The result is one of the most glorious and life-affirming albums you will ever hear. I am trying to think of a precedent for Something About Knowing and I can’t. It is a grown up album you can share with your kids, it is a thrilling and beautiful ride into a pure joy and goodness. It is exceptional. And it might not sell too well. “It’s depressing. After this tour I have to make a huge life decision, I either have to go back to school or get a job, I can’t do it. Like I’m not making enough money. Especially now with the kid. It’s getting to be that big of a difference. A few years ago people were saying it was cut in half and now for me? It is much worse than that.
“You know, I’m playing a show before the record comes out and people come out and they already know all the words. They’ve already got it, they’ve heard it. People don’t buy it, it’s so much less. I mean, it’s an indie label you don’t have to sell so much records to make a living. But now no one is buying it. I went from being able to make a living to barely barely surviving.”
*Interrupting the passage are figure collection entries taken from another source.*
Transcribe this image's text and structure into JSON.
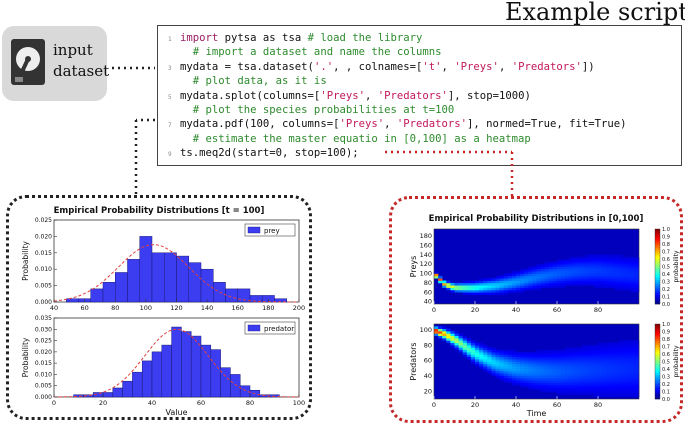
{
  "page": {
    "title": "Example script",
    "input_label_line1": "input",
    "input_label_line2": "dataset"
  },
  "code": {
    "lines": [
      [
        {
          "t": "import",
          "c": "kw"
        },
        {
          "t": " pytsa as tsa ",
          "c": ""
        },
        {
          "t": "# load the library",
          "c": "cm"
        }
      ],
      [
        {
          "t": "  # import a dataset and name the columns",
          "c": "cm"
        }
      ],
      [
        {
          "t": "mydata = tsa.dataset(",
          "c": ""
        },
        {
          "t": "'.'",
          "c": "st"
        },
        {
          "t": ", , colnames=[",
          "c": ""
        },
        {
          "t": "'t'",
          "c": "st"
        },
        {
          "t": ", ",
          "c": ""
        },
        {
          "t": "'Preys'",
          "c": "st"
        },
        {
          "t": ", ",
          "c": ""
        },
        {
          "t": "'Predators'",
          "c": "st"
        },
        {
          "t": "])",
          "c": ""
        }
      ],
      [
        {
          "t": "  # plot data, as it is",
          "c": "cm"
        }
      ],
      [
        {
          "t": "mydata.splot(columns=[",
          "c": ""
        },
        {
          "t": "'Preys'",
          "c": "st"
        },
        {
          "t": ", ",
          "c": ""
        },
        {
          "t": "'Predators'",
          "c": "st"
        },
        {
          "t": "], stop=1000)",
          "c": ""
        }
      ],
      [
        {
          "t": "  # plot the species probabilities at t=100",
          "c": "cm"
        }
      ],
      [
        {
          "t": "mydata.pdf(100, columns=[",
          "c": ""
        },
        {
          "t": "'Preys'",
          "c": "st"
        },
        {
          "t": ", ",
          "c": ""
        },
        {
          "t": "'Predators'",
          "c": "st"
        },
        {
          "t": "], normed=True, fit=True)",
          "c": ""
        }
      ],
      [
        {
          "t": "  # estimate the master equatio in [0,100] as a heatmap",
          "c": "cm"
        }
      ],
      [
        {
          "t": "ts.meq2d(start=0, stop=100);",
          "c": ""
        }
      ]
    ]
  },
  "colors": {
    "bar_fill": "#3c3cf0",
    "bar_edge": "#1a1a7a",
    "fit_line": "#e04040",
    "dots_dark": "#222222",
    "dots_red": "#c62828"
  },
  "chart_data": [
    {
      "type": "bar",
      "title": "Empirical Probability Distributions [t = 100]",
      "xlabel": "",
      "ylabel": "Probability",
      "xlim": [
        40,
        200
      ],
      "ylim": [
        0,
        0.025
      ],
      "x_ticks": [
        "40",
        "60",
        "80",
        "100",
        "120",
        "140",
        "160",
        "180",
        "200"
      ],
      "y_ticks": [
        "0.000",
        "0.005",
        "0.010",
        "0.015",
        "0.020",
        "0.025"
      ],
      "series": [
        {
          "name": "prey",
          "bin_width": 8,
          "bins": [
            {
              "x": 48,
              "y": 0.001
            },
            {
              "x": 56,
              "y": 0.001
            },
            {
              "x": 64,
              "y": 0.004
            },
            {
              "x": 72,
              "y": 0.006
            },
            {
              "x": 80,
              "y": 0.009
            },
            {
              "x": 88,
              "y": 0.013
            },
            {
              "x": 96,
              "y": 0.02
            },
            {
              "x": 104,
              "y": 0.015
            },
            {
              "x": 112,
              "y": 0.015
            },
            {
              "x": 120,
              "y": 0.014
            },
            {
              "x": 128,
              "y": 0.012
            },
            {
              "x": 136,
              "y": 0.01
            },
            {
              "x": 144,
              "y": 0.006
            },
            {
              "x": 152,
              "y": 0.004
            },
            {
              "x": 160,
              "y": 0.004
            },
            {
              "x": 168,
              "y": 0.002
            },
            {
              "x": 176,
              "y": 0.002
            },
            {
              "x": 184,
              "y": 0.001
            }
          ]
        }
      ],
      "fit": {
        "mean": 105,
        "sd": 23,
        "peak": 0.0175
      },
      "legend": "top-right"
    },
    {
      "type": "bar",
      "title": "",
      "xlabel": "Value",
      "ylabel": "Probability",
      "xlim": [
        0,
        100
      ],
      "ylim": [
        0,
        0.035
      ],
      "x_ticks": [
        "0",
        "20",
        "40",
        "60",
        "80",
        "100"
      ],
      "y_ticks": [
        "0.000",
        "0.005",
        "0.010",
        "0.015",
        "0.020",
        "0.025",
        "0.030",
        "0.035"
      ],
      "series": [
        {
          "name": "predator",
          "bin_width": 4,
          "bins": [
            {
              "x": 8,
              "y": 0.001
            },
            {
              "x": 12,
              "y": 0.001
            },
            {
              "x": 16,
              "y": 0.002
            },
            {
              "x": 20,
              "y": 0.002
            },
            {
              "x": 24,
              "y": 0.004
            },
            {
              "x": 28,
              "y": 0.007
            },
            {
              "x": 32,
              "y": 0.011
            },
            {
              "x": 36,
              "y": 0.016
            },
            {
              "x": 40,
              "y": 0.02
            },
            {
              "x": 44,
              "y": 0.023
            },
            {
              "x": 48,
              "y": 0.031
            },
            {
              "x": 52,
              "y": 0.029
            },
            {
              "x": 56,
              "y": 0.027
            },
            {
              "x": 60,
              "y": 0.023
            },
            {
              "x": 64,
              "y": 0.021
            },
            {
              "x": 68,
              "y": 0.013
            },
            {
              "x": 72,
              "y": 0.01
            },
            {
              "x": 76,
              "y": 0.005
            },
            {
              "x": 80,
              "y": 0.003
            },
            {
              "x": 84,
              "y": 0.001
            },
            {
              "x": 88,
              "y": 0.001
            }
          ]
        }
      ],
      "fit": {
        "mean": 50,
        "sd": 13,
        "peak": 0.03
      },
      "legend": "top-right"
    },
    {
      "type": "heatmap",
      "title": "Empirical Probability Distributions in [0,100]",
      "xlabel": "",
      "ylabel": "Preys",
      "xlim": [
        0,
        100
      ],
      "ylim": [
        35,
        195
      ],
      "x_ticks": [
        "0",
        "20",
        "40",
        "60",
        "80"
      ],
      "y_ticks": [
        "40",
        "60",
        "80",
        "100",
        "120",
        "140",
        "160",
        "180"
      ],
      "ridge": [
        [
          0,
          100
        ],
        [
          5,
          78
        ],
        [
          10,
          70
        ],
        [
          20,
          70
        ],
        [
          30,
          74
        ],
        [
          40,
          82
        ],
        [
          50,
          92
        ],
        [
          60,
          100
        ],
        [
          70,
          105
        ],
        [
          80,
          106
        ],
        [
          90,
          102
        ],
        [
          100,
          98
        ]
      ],
      "colorbar": {
        "label": "probability",
        "min": 0,
        "max": 1,
        "ticks": [
          "0.0",
          "0.1",
          "0.2",
          "0.3",
          "0.4",
          "0.5",
          "0.6",
          "0.7",
          "0.8",
          "0.9",
          "1.0"
        ]
      }
    },
    {
      "type": "heatmap",
      "title": "",
      "xlabel": "Time",
      "ylabel": "Predators",
      "xlim": [
        0,
        100
      ],
      "ylim": [
        10,
        108
      ],
      "x_ticks": [
        "0",
        "20",
        "40",
        "60",
        "80"
      ],
      "y_ticks": [
        "20",
        "40",
        "60",
        "80",
        "100"
      ],
      "ridge": [
        [
          0,
          100
        ],
        [
          5,
          95
        ],
        [
          10,
          88
        ],
        [
          20,
          70
        ],
        [
          30,
          57
        ],
        [
          40,
          50
        ],
        [
          50,
          47
        ],
        [
          60,
          46
        ],
        [
          70,
          47
        ],
        [
          80,
          48
        ],
        [
          90,
          49
        ],
        [
          100,
          50
        ]
      ],
      "colorbar": {
        "label": "probability",
        "min": 0,
        "max": 1,
        "ticks": [
          "0.0",
          "0.1",
          "0.2",
          "0.3",
          "0.4",
          "0.5",
          "0.6",
          "0.7",
          "0.8",
          "0.9",
          "1.0"
        ]
      }
    }
  ]
}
The sound you just heard was the other shoe dropping. It is hardly to believe a Maria Taylor can’t make a living playing her songs. Maria is a gifted songwriter and if we work in a business that can’t support a Maria Taylor, where she goes back to college instead of recording and touring her entire life, it is an indictment of the business.
Taylor has released one of the great albums of the year and has given us a lovely, positive, flowing joyful record about being a grown up and having children. You better damn buy it or else don’t blame me when you are stuck listening to “Roar” for the rest of your lives.